The Spirit Of Islam
Maintaining the bonds of kinship indeed enjoys extraordinary importance in Islam. Conversely, severing the ties is very high on the list of enormities. At two places in the Qur’an, Allah has cursed the one severing family ties. “And those who break the covenant of Allah, after its ratification, and sever that which Allah has commanded to be joined (i.e. they sever bond of kinship and are not good to their relatives) and work mischief in land, on them is the curse, and for them is the unhappy home (i.e. Hell)” [Ar-Rad 13:25. See also Muhammad, 47:22-23].
A cursed person is one who is deprived of the mercy of Allah. It is an indication of this deprivation that this sin is punished in this world as well as in the Hereafter. “There is no sin more deserving of having punishment meted out by Allah to its perpetrator in advance in this world along with what He stores up for him in the next world than oppression and severing ties of family.” [Tirmidhi]. Another hadith highlights the high stakes involved here in a compelling way: “Rahim (family ties) is a word derived from Ar-Rahman (The Compassionate One) And Allah says: ‘I shall keep connection with him who maintains you and sever connection with him who severs you.’” [Bukhari]
Silah-i-Rahmi has been defined as politeness, kind treatment, and concern for all one’s relatives even if distantly related, corrupt, non-Muslim, or unappreciative. While nearly every religion has emphasised good family relations, Islam has taken it to unprecedented heights. It is a duty to be discharged without an eye for reciprocity. A Muslim is required to be kind even to his non-Muslim relatives. Similarly he is required to be kind to even those relatives who are harsh to him.
The most telling example in this regard is that of Sayyidna Abu Bakr (RA). Among the many people who benefited from his generosity was a relative Mistah (RA). The latter, unfortunately became involved in the scandal about the Mother of Believers, Sayyida Aisha (RA), which was started by the leader of the hypocrites.
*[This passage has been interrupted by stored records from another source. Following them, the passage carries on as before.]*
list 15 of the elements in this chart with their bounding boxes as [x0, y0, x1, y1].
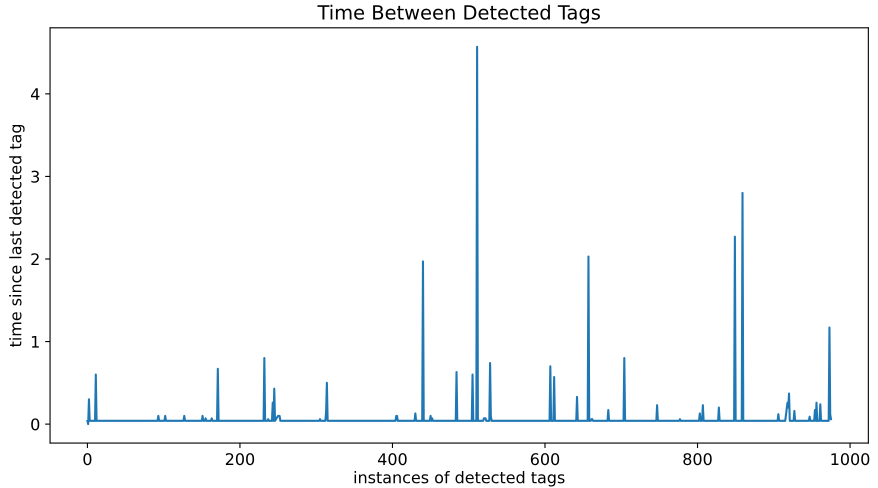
y-tick-label: 1	[32, 336, 39, 348]
y-tick-label: 0	[31, 418, 40, 430]
x-axis-title: instances of detected tags	[354, 471, 565, 487]
chart-title: Time Between Detected Tags	[317, 4, 600, 24]
line-series	[86, 46, 832, 426]
x-tick-label: 200	[226, 453, 254, 466]
y-tick-label: 3	[31, 170, 40, 183]
y-tick-label: 4	[30, 88, 40, 100]
x-tick-label: 400	[378, 453, 407, 466]
x-tick-label: 800	[683, 453, 712, 466]
y-axis-title: time since last detected tag	[9, 124, 25, 348]
y-tick-label: 2	[31, 253, 39, 266]
x-tick-label: 600	[530, 453, 560, 466]
x-tick-label: 0	[83, 453, 92, 466]
x-tick-label: 1000	[831, 453, 870, 466]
It was a whole month of torment and torture for all involved, after which verses of Surah Noor were revealed exonerating her and prescribing punishment for those involved in the false accusation. Feeling hurt and betrayed, Sayyidna Abu Bakr (RA), vowed never to help Mistah again. Yet the Qur’an asked him to forget and forgive and continue helping his relative, which he did. Is there another society that can even come close to this standard in maintaining family ties?
Islam came to set all our relationships right. This includes our relations with Allah as well as with other human beings. Silah-i-Rahmi is a very important part of the latter. Today, unfortunately, these teachings can mostly be found in Muslim societies in their violation. The best we do today is reciprocate; more commonly we backbite, cheat, and hurt our relatives and continue the spiral of hurt and humiliation as they respond. And we just abandon those of our relatives who are economically unfortunate.
There are three reasons for this sad situation. First is the widespread ignorance about Islamic teachings in this regard. Even in various Islamic groups subject hardly gets the attention it deserves. Second is the rampant materialism. While materialism hurts all aspects of our life, it is especially damaging to family ties for they require sacrifice of time, money and personal comfort. The third reason has to do with recent history. It is a “gift” of the transformation of Muslim societies under colonialism.
Under the influence of colonialism, urban centres throughout the Muslim world faithfully duplicated all of these problems. This was just what a blind following of the West promised. Relations between husband and wife, between parents and children, between workers and managers, between neighbours, between relatives, in other words between all segments of society were dealt a devastating blow.